Qualcomm Technologies announced Monday that it conducted the first successful extended range 5G data call over mmWave.
Range has been a key obstacle for cellphone carriers as they move to mmWave technology to take advantage of faster 5G speeds. Qualcomm's breakthrough could speed up deployment of 5G smartphones.
Qualcomm reported that it conducted a 5G call over a 2.36 mile distance, double the distance that it had projected when it unveiled its new antenna system last year. Qualcomm worked with Casa Systems, an ultra-broadband provider, and Ericsson, the multinational telecommunications company, on the project.
Few details of the achievement were released, but Qualcomm stated the groundbreaking call "was achieved by applying extended-range software to commercial Ericsson hardware."
According to Gautam Sheoran, senior director of product management at Qualcomm, "With this major milestone being the first step in utilizing mmWave for an extended-range 5G data transfer, our collaboration with Casa Systems and Ericsson is paving the way to implement fixed broadband services for broad coverage in urban, suburban and rural environments."
It is unknown how much, if any, reduction in speed resulted with the achievement of the extended range.
The most common concern about 5G technology is the significant loss of signal strength when passing through such building materials as brick and cement. Wood and glass windows result in attenuation as well, although to a lesser extent than brick and cement.
This weakness means that in addition to relatively short transmission distances, users in a city environment, for instance, may find degraded call quality as they move from inside to outside a building. Distance limitations also mean that phone users must be within roughly a block of a transmission tower to maintain a solid wireless signal.
Rain and humidity also contribute to some weakening of 5G signals.
But Qualcomm's doubling of 5G transmission distance is a sign that such barriers may be falling. Massive multiple-inut, multiple-output (MIMO) structures situated throughout heavy populated areas that use beamforming to bypass physical obstacles will also help ensure steady phone connections.
The new mmWave technology is poised to be the fastest mode in emerging standards. Phones and modems relying on mmWave 5G can achieve transmission rates of 1 Gbps to 2 Gbps as long as they are within range of 5G towers.
Europe, South Korea and China have been moving towards 5G adoption using spectrum in the mid-band ranges. This offers an ideal balance between speed and performance. Low-band spectrum, below 1 GHz, provides extended range coverage but at less than optimal speeds. High-band spectrum, 24GHz to 40 GHz, also known as millimeter (mmWave) band, offers speedy connections but limited range.
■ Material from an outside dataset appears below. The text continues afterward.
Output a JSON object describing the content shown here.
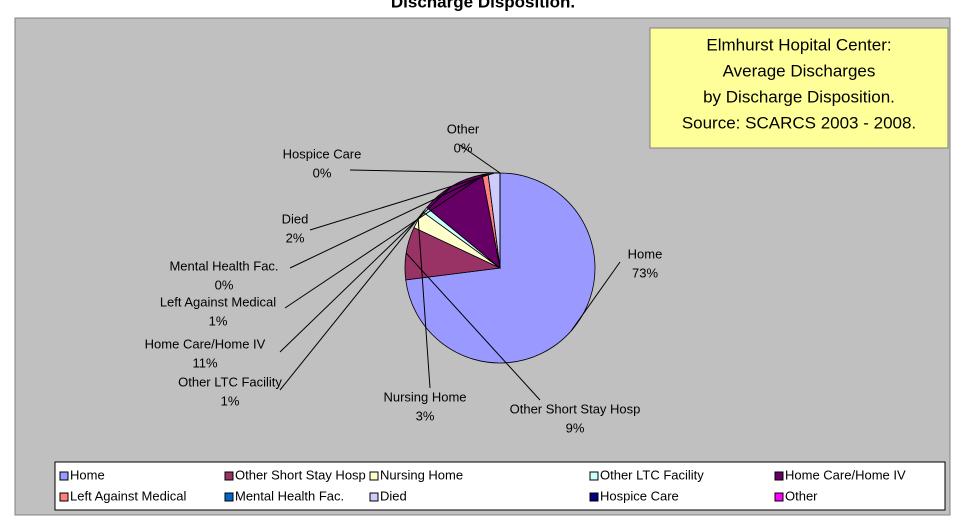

Phone carriers in the United States, facing diminishing availability along the mid-band spectrum, have looked to the high-band range.
The earliest cellphone networks, which did not require the high-speed abilities necessary for today's smartphones, ran in the low-band 800 MHz spectrum. That portion of the spectrum was referred to as "beachfront property" because of its desirable capacity to accommodate thousands of consumers within a few hundred square mile range of cell towers.
"As operators look to close the digital divide and expand broadband services throughout rural, suburban and urban communities," Steve Collins, a senior vice president at Casa Systems, "the technology in this data connection underscores the critical role mmWave will play in the global proliferation of 5G networks."